Aún están visibles ambos pilares.

Recordando retazos de los sucedido horas antes, pensaba:

¿Cómo es posible que Efrén, que es tan rucio, consiga a las mujeres sin ningún esfuerzo y yo, que soy mucho más listo, tenga que tomarme tantísimas molestias? Nunca encontró respuesta satisfactoria a esta pregunta. Ni esa mañana, por más que fue a los puntos convenidos, encontró a Efrén Castells.
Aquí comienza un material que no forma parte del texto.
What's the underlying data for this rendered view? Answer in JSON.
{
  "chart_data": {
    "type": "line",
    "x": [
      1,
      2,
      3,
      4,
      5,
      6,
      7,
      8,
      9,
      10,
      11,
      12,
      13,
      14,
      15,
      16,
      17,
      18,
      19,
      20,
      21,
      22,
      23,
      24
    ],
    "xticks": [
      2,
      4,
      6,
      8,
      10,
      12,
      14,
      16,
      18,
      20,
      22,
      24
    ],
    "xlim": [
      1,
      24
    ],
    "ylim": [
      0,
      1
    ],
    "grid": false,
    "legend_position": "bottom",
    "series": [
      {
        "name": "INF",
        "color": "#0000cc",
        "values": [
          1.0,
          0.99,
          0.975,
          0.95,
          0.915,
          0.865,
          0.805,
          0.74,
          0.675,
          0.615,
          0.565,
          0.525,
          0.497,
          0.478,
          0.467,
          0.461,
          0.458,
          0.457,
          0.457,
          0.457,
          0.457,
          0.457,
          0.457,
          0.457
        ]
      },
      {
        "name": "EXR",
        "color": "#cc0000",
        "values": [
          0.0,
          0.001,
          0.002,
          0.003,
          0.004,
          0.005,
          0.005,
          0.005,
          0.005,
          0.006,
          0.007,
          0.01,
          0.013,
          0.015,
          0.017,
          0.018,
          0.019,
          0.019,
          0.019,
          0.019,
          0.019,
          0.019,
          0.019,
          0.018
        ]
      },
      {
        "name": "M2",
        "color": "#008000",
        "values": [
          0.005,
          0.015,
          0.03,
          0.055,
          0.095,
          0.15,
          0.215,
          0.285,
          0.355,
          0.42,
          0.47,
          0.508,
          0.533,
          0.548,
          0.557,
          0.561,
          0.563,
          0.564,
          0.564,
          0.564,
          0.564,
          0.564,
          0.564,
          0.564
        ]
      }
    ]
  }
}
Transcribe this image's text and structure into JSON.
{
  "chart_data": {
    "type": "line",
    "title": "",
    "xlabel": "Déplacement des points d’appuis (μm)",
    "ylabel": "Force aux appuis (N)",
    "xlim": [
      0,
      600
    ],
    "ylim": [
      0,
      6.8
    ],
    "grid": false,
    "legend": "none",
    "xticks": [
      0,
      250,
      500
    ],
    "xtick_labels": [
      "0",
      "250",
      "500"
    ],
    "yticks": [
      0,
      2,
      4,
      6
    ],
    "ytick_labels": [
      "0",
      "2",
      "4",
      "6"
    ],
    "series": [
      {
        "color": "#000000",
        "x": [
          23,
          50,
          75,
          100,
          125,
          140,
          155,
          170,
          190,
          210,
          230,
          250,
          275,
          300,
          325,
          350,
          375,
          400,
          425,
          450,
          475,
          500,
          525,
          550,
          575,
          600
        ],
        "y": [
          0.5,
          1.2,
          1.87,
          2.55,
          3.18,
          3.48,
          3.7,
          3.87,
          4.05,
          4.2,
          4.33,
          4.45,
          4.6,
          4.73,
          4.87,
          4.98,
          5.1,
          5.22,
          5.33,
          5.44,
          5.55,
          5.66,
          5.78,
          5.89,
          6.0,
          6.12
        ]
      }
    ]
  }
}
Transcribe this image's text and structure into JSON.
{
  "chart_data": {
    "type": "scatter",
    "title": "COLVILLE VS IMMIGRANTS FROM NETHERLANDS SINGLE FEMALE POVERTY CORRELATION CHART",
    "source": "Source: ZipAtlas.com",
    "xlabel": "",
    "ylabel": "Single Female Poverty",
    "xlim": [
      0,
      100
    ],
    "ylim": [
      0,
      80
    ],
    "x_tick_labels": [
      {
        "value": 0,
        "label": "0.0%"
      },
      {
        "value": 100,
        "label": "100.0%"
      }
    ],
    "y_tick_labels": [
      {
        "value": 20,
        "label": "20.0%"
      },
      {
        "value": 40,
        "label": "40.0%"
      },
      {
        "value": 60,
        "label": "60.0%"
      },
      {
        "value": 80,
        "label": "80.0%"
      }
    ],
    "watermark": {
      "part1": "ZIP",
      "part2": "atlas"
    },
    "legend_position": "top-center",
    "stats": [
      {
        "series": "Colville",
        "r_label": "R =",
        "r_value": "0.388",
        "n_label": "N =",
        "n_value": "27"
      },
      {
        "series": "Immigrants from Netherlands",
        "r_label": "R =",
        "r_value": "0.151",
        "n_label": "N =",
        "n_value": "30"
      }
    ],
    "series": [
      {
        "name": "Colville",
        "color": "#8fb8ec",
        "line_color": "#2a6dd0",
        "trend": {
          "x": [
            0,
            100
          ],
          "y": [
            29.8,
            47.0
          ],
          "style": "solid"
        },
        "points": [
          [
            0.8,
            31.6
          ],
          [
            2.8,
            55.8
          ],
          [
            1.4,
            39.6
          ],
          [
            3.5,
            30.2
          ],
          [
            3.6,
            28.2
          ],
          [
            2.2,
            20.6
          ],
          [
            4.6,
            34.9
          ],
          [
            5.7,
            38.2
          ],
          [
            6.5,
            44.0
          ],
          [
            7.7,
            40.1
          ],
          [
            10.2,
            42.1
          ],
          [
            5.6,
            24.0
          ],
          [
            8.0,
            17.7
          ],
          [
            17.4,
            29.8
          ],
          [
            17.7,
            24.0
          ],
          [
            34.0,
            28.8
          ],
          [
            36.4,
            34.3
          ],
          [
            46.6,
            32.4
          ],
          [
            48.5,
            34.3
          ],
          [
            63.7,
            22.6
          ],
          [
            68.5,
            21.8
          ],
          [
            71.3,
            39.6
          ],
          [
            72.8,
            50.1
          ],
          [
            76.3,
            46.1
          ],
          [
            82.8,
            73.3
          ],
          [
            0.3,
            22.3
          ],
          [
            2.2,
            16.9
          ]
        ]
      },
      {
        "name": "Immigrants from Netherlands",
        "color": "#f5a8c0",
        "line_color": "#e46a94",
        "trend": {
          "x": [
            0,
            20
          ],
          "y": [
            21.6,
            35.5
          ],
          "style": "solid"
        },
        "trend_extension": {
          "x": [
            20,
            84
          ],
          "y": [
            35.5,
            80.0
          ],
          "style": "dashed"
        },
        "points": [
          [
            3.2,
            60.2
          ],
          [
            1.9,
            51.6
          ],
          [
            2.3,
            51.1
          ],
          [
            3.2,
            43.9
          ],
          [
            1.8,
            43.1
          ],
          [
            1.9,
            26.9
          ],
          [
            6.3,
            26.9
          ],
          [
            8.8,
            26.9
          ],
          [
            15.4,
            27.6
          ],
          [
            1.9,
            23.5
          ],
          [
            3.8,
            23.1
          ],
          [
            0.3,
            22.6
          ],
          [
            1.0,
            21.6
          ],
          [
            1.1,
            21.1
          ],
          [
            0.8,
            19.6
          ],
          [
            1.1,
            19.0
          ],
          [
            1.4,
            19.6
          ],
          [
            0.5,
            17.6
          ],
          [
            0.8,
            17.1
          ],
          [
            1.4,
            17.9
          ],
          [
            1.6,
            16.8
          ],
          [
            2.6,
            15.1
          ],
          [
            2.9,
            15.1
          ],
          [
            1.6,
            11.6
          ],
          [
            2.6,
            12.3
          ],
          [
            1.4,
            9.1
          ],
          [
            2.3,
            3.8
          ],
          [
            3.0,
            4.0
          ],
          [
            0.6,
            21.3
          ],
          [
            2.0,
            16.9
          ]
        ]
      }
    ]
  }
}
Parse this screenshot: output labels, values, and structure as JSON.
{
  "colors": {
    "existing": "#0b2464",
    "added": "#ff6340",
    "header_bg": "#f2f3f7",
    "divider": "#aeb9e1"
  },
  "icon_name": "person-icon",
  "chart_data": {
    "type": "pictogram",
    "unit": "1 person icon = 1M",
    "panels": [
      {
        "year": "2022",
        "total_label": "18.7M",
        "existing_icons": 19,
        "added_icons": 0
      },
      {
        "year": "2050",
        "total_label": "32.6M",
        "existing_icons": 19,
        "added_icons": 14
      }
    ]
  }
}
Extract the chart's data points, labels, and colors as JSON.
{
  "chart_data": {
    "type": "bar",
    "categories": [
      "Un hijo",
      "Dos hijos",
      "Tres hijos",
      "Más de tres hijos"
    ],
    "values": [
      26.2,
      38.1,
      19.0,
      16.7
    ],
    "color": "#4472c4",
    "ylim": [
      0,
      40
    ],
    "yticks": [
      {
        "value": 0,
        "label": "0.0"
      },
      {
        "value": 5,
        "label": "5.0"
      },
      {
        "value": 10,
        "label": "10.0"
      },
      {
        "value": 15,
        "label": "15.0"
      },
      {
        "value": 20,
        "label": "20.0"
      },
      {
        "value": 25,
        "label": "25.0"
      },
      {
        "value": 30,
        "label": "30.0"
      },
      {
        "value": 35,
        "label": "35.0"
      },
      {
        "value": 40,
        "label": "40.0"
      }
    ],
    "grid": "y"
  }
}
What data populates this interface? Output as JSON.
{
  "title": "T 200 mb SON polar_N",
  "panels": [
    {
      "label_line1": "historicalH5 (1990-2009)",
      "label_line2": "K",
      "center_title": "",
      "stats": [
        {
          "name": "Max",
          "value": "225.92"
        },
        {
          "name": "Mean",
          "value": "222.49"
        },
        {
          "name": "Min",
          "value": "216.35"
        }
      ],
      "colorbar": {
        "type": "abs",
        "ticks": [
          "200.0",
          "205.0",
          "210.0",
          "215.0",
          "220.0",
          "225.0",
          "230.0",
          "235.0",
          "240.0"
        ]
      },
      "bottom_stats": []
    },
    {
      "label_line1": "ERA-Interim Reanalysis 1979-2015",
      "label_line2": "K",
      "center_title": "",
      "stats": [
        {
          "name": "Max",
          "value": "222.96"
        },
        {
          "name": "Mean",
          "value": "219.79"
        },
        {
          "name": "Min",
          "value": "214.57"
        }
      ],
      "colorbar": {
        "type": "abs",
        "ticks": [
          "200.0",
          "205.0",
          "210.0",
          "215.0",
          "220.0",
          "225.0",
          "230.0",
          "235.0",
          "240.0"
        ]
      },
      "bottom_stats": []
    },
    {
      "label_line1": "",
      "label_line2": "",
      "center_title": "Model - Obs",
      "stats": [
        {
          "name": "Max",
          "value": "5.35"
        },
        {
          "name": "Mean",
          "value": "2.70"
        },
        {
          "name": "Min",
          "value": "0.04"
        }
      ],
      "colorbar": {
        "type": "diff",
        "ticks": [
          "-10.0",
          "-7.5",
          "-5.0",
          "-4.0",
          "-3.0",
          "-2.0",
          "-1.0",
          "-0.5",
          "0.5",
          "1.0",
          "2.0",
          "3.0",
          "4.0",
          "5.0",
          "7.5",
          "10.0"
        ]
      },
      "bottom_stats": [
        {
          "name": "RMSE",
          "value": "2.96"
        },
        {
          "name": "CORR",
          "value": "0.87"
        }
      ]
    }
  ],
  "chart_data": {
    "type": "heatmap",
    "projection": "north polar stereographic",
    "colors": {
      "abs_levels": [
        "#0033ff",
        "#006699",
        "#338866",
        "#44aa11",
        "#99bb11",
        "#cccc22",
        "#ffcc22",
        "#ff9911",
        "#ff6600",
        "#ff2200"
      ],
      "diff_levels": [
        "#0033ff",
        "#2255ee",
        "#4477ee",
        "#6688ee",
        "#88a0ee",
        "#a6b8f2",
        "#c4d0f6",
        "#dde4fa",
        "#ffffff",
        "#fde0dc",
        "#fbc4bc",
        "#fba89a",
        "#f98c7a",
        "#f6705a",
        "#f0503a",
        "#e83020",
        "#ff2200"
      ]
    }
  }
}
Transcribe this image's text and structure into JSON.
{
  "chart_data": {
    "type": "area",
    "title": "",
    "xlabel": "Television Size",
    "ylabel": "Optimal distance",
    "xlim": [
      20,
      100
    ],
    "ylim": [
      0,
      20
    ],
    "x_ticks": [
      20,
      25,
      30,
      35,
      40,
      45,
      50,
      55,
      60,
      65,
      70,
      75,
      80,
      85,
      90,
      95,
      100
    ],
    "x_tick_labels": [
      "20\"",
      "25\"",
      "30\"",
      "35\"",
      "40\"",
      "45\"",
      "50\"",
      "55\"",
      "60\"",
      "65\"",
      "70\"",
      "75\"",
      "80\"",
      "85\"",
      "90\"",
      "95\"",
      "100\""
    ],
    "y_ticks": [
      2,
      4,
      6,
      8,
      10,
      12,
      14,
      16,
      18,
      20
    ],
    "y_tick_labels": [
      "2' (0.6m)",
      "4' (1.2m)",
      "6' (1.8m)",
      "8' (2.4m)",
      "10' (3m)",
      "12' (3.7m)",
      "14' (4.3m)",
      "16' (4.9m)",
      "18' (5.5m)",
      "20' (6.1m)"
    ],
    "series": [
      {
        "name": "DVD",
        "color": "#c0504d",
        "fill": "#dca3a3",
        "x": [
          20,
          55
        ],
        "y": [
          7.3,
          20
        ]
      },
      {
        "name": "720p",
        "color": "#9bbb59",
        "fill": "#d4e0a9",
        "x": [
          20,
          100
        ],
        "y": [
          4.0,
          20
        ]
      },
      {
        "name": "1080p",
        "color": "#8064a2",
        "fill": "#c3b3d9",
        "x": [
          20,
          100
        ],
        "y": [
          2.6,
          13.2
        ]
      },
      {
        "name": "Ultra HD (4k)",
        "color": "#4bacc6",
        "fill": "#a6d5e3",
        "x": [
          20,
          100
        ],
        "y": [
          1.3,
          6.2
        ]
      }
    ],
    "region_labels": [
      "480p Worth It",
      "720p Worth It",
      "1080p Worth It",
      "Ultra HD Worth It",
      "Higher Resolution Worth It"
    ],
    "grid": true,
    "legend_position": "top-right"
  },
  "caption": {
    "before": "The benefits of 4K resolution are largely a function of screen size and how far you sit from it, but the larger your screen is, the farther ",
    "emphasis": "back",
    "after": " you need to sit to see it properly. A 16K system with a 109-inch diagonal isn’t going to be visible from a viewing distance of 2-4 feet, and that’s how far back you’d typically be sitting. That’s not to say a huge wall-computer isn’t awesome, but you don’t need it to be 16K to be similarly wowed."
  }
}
Andando llegó hasta la playa. Una brigada de obreros rastrillaba la arena para borrar las últimas huellas del campamento que allí había existido durante más de dos años. Un sector de la playa había sido urbanizado y en él se alzaban varios pabellones: el de la Construcción Naval y el de la Compañía Transatlántica, ambos relacionados con el mar, y el destinado a la exhibición de caballos sementales, cuyos relinchos se dejaban oír cuando remitía el fragor del oleaje.

Un embarcadero con restaurante de lujo terminaba en el mar. El sol centelleaba en el agua, cegaba a Onofre Bouvila. No sabía dónde habrían ido las mujeres y los niños que hasta hacía poco vivían en la playa. Soplaba una brisa primaveral, densa y cálida.